Seifiro me llevó hasta un bosque de pino y encino maduro: el caminar era sencillo, pues la mayoría de los árboles sobrepasaban los 20 metros. Solamente sonaba el rebotar del contenido de nuestras mochilas y las pisadas de nuestras botas. Una cuerda, velas, vasos, pintura y un libro de tapa oscura; todo eso traía Seifirio en aquella mochila negra de piel. Hacía ya varios minutos que no existían las palabras entre nosotros, como si el bosque se llevara los temas de conversación e inundara todo de la más profunda soledad. Sabía que Seifiro estaba ahí y él que yo seguía sus pasos, pero cada vez lo sentía más lejano, como si viera a través de un espejo: parecía como si estuviésemos en mundos distintos.
-No te preocupes, de eso se trata el ritual: de separarnos -me sobresalté de pronto; era como si él hubiera leído mis pensamientos. -Yo no puedo entrar al universo de Rathepthlam, pero tú sí. Es por eso que, desde que veníamos de camino, he estado pronunciando una especie de conjuro, para que nos separemos.
-Espera… ¿Tú leíste…
-Sí. Es el truco más viejo del mundo. Si sobrevives te enseñaré a hacerlo. Ahora bien, el problema de que estemos separados es que, conforme el tiempo pase, nuestra conexión se hará más débil. No hay tiempo que perder: aunque sigamos caminando juntos, cada uno verá algo distinto. Yo seguiré en el bosque, pero tú me tienes que decir qué ves. Cada vez que intenté esto, la persona elegida veía algo diferente en el universo de Rathephlam, así que necesito que seas específico para poder encontrar algo que nos beneficie. ¿Entendido?
-Está bien. Por cierto, ¿alguien ha salido de este “universo paralelo”? -tragué saliva.
-La verdad es que prefiero no hablar de eso. Intentemos no arruinarlo. Sigamos caminando.
El lugar donde me encontraba olía a una extrema humedad. Parecía como si estuviera en una caverna: no había ningún rastro de vida. Seguimos caminando por dos minutos, hasta que una luz tenue apareció al fondo. Cuando llegué al origen del resplandor, noté que era una lámpara. La tomé y, mientras buscaba algún indicio en el mundo de Rathephlam, le explicaba a Seifiro hasta el más mínimo detalle que veía y sentía: la humedad, la sensación de peligro y de acecho y el ruido que emitía hasta el más ligero sonido; mi respiración sonaba como un eco potenciado por la nada. Luz, pasos, ruidos, humedad. No había nada: como si Ratheplham hubiese acabado con cualquier signo de materia.
Cada paso que daba me alejaba más de Seifiro y de mi realidad. Todo comenzó a temblar de repente, como si hubiese pisado un interruptor secreto en cualquier película de Indiana Jones. Grité y le dije a Seifiro lo que pasaba. Me dijo que no debía preocuparme ni alterarme: ese podría ser mi último error; que él intentaría sacarme. Comenzó a recitar otro conjuro mientras avanzábamos con mayor lentitud.

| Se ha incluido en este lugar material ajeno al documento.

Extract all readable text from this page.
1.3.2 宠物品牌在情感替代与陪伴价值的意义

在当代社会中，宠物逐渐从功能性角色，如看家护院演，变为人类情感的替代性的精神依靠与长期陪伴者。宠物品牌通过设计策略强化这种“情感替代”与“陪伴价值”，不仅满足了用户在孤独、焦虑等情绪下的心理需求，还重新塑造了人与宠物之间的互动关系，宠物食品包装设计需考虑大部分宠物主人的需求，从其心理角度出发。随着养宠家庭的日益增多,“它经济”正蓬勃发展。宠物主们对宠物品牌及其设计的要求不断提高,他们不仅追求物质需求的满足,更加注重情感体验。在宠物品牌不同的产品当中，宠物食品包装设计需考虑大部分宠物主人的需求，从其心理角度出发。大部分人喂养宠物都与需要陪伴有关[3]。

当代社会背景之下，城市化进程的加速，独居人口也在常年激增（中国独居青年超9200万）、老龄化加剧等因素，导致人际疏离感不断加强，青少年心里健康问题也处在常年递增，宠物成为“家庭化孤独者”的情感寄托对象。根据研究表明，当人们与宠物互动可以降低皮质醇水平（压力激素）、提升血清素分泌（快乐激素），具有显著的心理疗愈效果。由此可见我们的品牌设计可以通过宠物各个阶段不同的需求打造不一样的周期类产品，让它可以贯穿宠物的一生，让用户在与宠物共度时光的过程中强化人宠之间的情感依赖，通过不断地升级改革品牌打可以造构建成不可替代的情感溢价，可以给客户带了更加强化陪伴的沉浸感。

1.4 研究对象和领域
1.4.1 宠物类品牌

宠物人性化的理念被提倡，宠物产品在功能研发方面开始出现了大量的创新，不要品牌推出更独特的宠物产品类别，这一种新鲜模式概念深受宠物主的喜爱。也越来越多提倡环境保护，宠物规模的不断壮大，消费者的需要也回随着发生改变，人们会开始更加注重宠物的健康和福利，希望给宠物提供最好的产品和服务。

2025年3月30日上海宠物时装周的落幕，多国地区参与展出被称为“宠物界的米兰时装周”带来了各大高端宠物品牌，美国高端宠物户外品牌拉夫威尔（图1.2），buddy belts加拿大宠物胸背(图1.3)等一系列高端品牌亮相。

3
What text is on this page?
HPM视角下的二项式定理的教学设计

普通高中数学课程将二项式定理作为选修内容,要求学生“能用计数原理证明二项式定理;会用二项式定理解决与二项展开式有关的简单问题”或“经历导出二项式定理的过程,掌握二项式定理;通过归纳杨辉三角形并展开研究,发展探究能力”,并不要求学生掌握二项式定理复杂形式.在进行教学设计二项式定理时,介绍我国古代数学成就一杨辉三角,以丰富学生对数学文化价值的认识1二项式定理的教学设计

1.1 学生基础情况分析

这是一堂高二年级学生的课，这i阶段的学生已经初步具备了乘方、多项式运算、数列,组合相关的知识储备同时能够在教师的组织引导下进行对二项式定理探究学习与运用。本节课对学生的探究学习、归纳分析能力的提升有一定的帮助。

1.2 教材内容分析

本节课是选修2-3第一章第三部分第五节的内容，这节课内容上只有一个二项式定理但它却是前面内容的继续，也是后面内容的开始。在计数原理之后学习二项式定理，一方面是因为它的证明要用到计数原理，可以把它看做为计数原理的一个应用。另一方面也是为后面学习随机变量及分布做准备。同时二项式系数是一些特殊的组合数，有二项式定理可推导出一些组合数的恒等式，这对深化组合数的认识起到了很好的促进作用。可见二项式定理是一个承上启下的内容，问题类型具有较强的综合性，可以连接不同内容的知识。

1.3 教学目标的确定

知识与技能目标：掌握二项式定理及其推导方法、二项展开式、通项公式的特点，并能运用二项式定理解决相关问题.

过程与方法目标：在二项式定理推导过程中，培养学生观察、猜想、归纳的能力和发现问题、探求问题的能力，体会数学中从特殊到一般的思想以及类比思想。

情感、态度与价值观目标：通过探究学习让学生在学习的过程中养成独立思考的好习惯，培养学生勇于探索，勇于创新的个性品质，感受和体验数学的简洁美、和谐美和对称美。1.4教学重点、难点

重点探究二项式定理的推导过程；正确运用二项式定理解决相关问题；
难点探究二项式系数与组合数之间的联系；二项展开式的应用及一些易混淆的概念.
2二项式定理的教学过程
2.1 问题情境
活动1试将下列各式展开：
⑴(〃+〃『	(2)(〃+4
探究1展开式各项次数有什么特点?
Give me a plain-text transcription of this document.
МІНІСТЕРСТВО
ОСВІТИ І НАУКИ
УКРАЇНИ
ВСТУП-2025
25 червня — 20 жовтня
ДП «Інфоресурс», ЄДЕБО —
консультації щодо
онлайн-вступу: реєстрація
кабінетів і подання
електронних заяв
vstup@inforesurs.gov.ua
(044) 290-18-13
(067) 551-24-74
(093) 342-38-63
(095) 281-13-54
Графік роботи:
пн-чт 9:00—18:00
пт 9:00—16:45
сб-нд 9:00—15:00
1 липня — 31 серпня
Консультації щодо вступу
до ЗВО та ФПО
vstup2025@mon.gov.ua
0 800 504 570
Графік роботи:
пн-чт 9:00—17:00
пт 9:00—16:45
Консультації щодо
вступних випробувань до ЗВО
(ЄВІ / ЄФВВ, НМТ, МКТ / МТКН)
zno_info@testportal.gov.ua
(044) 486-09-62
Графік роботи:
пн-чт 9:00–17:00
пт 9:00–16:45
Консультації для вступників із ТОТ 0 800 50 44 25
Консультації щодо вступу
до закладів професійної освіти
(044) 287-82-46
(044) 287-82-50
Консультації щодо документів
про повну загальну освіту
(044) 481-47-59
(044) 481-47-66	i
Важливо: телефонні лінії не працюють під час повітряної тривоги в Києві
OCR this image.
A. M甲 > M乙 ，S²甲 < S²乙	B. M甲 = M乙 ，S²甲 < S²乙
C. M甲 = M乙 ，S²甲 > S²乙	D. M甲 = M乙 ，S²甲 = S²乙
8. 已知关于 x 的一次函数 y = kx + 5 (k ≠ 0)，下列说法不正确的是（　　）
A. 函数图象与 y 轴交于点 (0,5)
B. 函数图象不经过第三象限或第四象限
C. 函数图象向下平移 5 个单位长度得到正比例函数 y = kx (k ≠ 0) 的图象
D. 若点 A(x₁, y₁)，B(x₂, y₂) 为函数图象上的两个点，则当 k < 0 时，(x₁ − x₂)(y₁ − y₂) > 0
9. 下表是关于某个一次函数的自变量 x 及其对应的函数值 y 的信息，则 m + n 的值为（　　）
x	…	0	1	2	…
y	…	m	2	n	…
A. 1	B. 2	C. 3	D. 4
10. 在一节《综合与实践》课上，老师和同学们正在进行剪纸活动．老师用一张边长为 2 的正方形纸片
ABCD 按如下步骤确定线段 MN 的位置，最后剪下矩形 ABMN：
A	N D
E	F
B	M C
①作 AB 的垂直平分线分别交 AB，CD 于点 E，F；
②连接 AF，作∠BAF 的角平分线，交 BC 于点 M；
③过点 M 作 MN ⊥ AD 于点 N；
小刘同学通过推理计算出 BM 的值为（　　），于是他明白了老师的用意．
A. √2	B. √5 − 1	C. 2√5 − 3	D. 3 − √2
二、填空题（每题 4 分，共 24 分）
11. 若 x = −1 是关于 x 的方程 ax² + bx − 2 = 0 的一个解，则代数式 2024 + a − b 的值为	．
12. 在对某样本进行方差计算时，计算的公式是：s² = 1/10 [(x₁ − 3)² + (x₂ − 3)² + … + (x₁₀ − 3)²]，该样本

Mi suelo se movía como si se trataran de arenas movedizas. Un gruñido inundó aquella cueva que parecía de un tamaño infinito. Intenté con todas mis fuerzas no salir corriendo de aquel lugar y, mientras Seifiro encendía las velas, el suelo comenzó a tomarme, como si miles de serpientes hubiesen descubierto a su presa.
-¡Maldición! ¡Sácame de aquí, maldita sea! -Seifiro me ignoró y siguió con su ritual. La desesperación me invadió y no estaba dispuesta a salir de mí. Después de terminar su conjuro, Seifiro lanzó la cuerda hacia mí y me jaló con todas sus fuerzas.
Antes de salir de aquel universo, descubrí que me encontraba encima de Rathephlam. Vi un ojo monstruoso, quizá del tamaño de un elefante, de una montaña, de un planeta. Había despertado y sabía que estaba ahí. Lanzó un rugido que, de haberme alcanzado, seguramente me hubiese desintegrado. Ahora estaba con Seifiro y podía ver las hojas de los pinos y los encinos. Ignoro cuánto tiempo pasé en esa posición, viendo al cielo que adquiría un tono rojizo, pero que en mi mente solo estaba ese ojo. Sabía que todo ya estaba planeado. No importaba lo que hiciera, mi muerte ya estaba pactada. Mi vida ya no valía nada.
La lucha había comenzado y yo solo era un caparazón frágil, relleno de vísceras y un insignificante latido, que no tenía oportunidad contra aquella bestia cósmica.
Aunque siguiera sintiendo, y por mis venas la sangre siguiera fluyendo, yo sabía que ya estaba muerto.